Y por primera vez en la historia, la Fuerza Fronteriza del Reino Unido estará bajo una cadena de mando militar en la lucha contra los traficantes ilegales de personas luego de un año récord de cruces en el Canal de la Mancha.
También se espera el fin de las medidas restrictivas del Plan B Covid y la eliminación del círculo más íntimo del primer ministro, incluido su asediado secretario privado Martin Reynolds.
Se espera que Johnson regrese a sus funciones públicas el miércoles, donde se enfrentará al líder laborista Sir Keir Starmer y a cualquier diputado desilusionado en las PMQ.
Las encuestas de YouGov indicaron que el índice de popularidad del primer ministro estaba en su nivel más bajo desde el comienzo de su mandato.
Los leales a Johnson pasaron el fin de semana tratando de convencer al vacilante apoyo conservador en lo que será una de las semanas más importantes del mandato del primer ministro.
Pero el ex ministro Tim Loughton se convirtió ayer en el sexto diputado conservador en pedir la renuncia de Johnson.
El primer ministro tiene como objetivo devolver el golpe a la creciente inquietud de los conservadores con un aluvión de anuncios de política en las próximas dos semanas en un intento por tomar la iniciativa, denominada "Operación Carne Roja".
Eso comenzó anoche con la noticia de que las Fuerzas Armadas tomarán el control de abordar las embarcaciones de migrantes en el Canal.

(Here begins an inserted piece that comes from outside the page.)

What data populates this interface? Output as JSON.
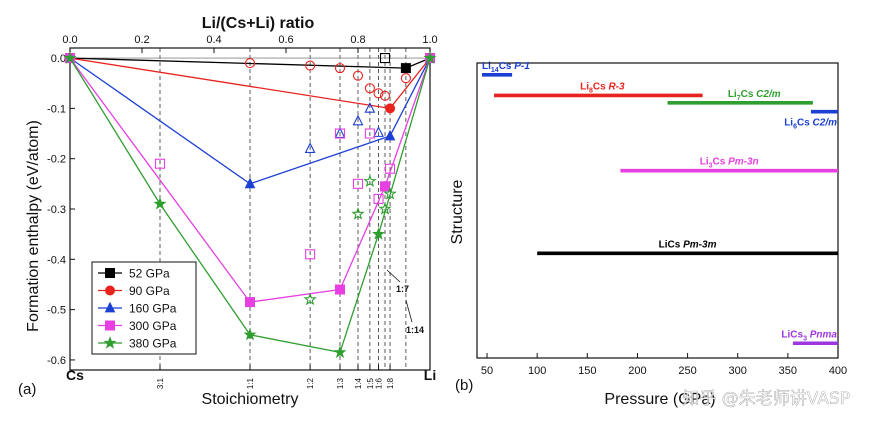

El Ministerio de Defensa tomará el control de la operación dentro de unas semanas, luego de que el Primer Ministro aprobara un cambio dramático en las tácticas.
Se espera que los buques de la Royal Navy y el apoyo de la RAF se desplieguen para patrullar las aguas territoriales del Reino Unido como parte de una campaña de política denominada Operación Carne Roja que, según Johnson, cambiará el rumbo de la inquietud de los Tory por su cargo de primer ministro.
Los funcionarios esperan que la participación de las Fuerzas Armadas tenga un “efecto disuasorio” significativo.
Fuentes gubernamentales prometieron que la medida daría como resultado un "cambio demostrable" en la crisis del Canal, que el año pasado vio un récord de 28.300 inmigrantes que llegaron al Reino Unido desde el norte de Francia.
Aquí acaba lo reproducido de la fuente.